This is the second of two articles looking at the paintings of Théodore Chassériau (1819–1856), who was born two hundred years ago, on 20 September. In the first, I looked at a selection of his youthful works up to 1849.
The part of Algeria which he visited had been seized by France in 1837, so at that time it was an integral part of France. Scene in the Jewish Quarter of Constantine (1851) shows a mother and, presumably, her mother with an infant in an ingenious rocking cradle. Constantine is now the third largest city in Algeria, and has long had a substantial Jewish population.
Chassériau was one of many painters to be inspired by Lord Byron’s poem Mazeppa, published in 1819; I have looked at its depiction in paintings in this article.
Byron’s poem ends when Mazeppa wakes up in bed, having been rescued from unconsciousness by a “Cossack Maid”, who then tends his wounds.

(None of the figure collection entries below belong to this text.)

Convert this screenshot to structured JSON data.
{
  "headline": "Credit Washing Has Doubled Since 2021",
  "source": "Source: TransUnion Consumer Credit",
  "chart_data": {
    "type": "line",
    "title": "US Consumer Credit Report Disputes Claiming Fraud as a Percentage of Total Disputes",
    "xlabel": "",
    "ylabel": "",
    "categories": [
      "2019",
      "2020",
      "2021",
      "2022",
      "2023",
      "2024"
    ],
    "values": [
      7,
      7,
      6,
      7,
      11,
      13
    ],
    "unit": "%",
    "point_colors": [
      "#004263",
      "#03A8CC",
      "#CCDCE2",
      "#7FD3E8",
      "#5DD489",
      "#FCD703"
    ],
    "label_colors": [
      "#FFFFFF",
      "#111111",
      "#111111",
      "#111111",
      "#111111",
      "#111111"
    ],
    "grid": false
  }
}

Chassériau’s A Young Cossack Woman Finds Mazeppa Unconscious on a Wild Horse is one of the few faithful accounts of the end of the poem, down to the ravens flying overhead waiting to feed on Mazeppa’s corpse.
In the mid-1850s, Chassériau’s Orientalism took the inevitable turn towards the erotic. This started with his Orientalist Interior: Nude in a Harem from 1850-52, which refers strongly to Delacroix’s earlier Women of Algiers in their Apartment, from 1834, a second version of which Delacroix painted in 1847-49.
The logical successor to that wasn’t derived from sketches made during a visit to Algeria, but went back much earlier, to the visit which he’d made to Pompeii in 1840: The Tepidarium (1853). This shows a carefully composed group of women in the warm room prior to their proceeding to a hot or cold bath, and is traditionally understood to have been the most richly-decorated of spaces in classical Roman baths. This painting was acclaimed when it was shown at the Salon.
In 1854, Chassériau revisited his north African theme with this vivacious painting of a Battle of Arab Horsemen Around a Standard. This too shows the influence of Delacroix, and despite its wonderful painterly style, it contains numerous details, such as the brandishing of a severed head, by one of the horsemen at the rear, mid-right.
The following year, he returned to one of the most popular Shakespearean scenes in visual art, taken from the tragedy of Macbeth: Macbeth and Banquo Meeting the Witches on the Heath (1855), painted in the style of Delacroix.
In the early 1850s, Chassériau was commissioned to paint murals in the Paris churches of Saint-Roch and Saint-Philippe-du-Roule, which he completed by 1855. Descent from the Cross (1855) is his vast mural for the latter, showing one of the most popular of the scenes from the Crucifixion, also known as the Deposition. Chassériau tackled this in a very conventional and traditional manner, using a composition which dated back to Rogier van der Weyden in about 1435.
These huge works and his already deteriorating health combined to weaken him markedly during the winter of 1855-56.
Earlier in 1856, Chassériau painted another account of the story of Susanna and the Elders, which is more powerful and more intimate that his first from 1839. In a more traditional composition, he shows the elders propositioning Susanna as she tries to cover her nakedness and shrink back from their advances in defiance. The elders are not quite touching her yet, but edging far too close.
Later that year Chassériau’s health finally collapsed, and he died that October, just a month after his thirty-seventh birthday. For the last five years, he had been a close friend and mentor to the young Gustave Moreau, who was devastated by Chassériau’s untimely death. Delacroix survived him by seven years, while Ingres himself died over a decade later, having apparently called his former pupil ‘the Napoleon of painting’.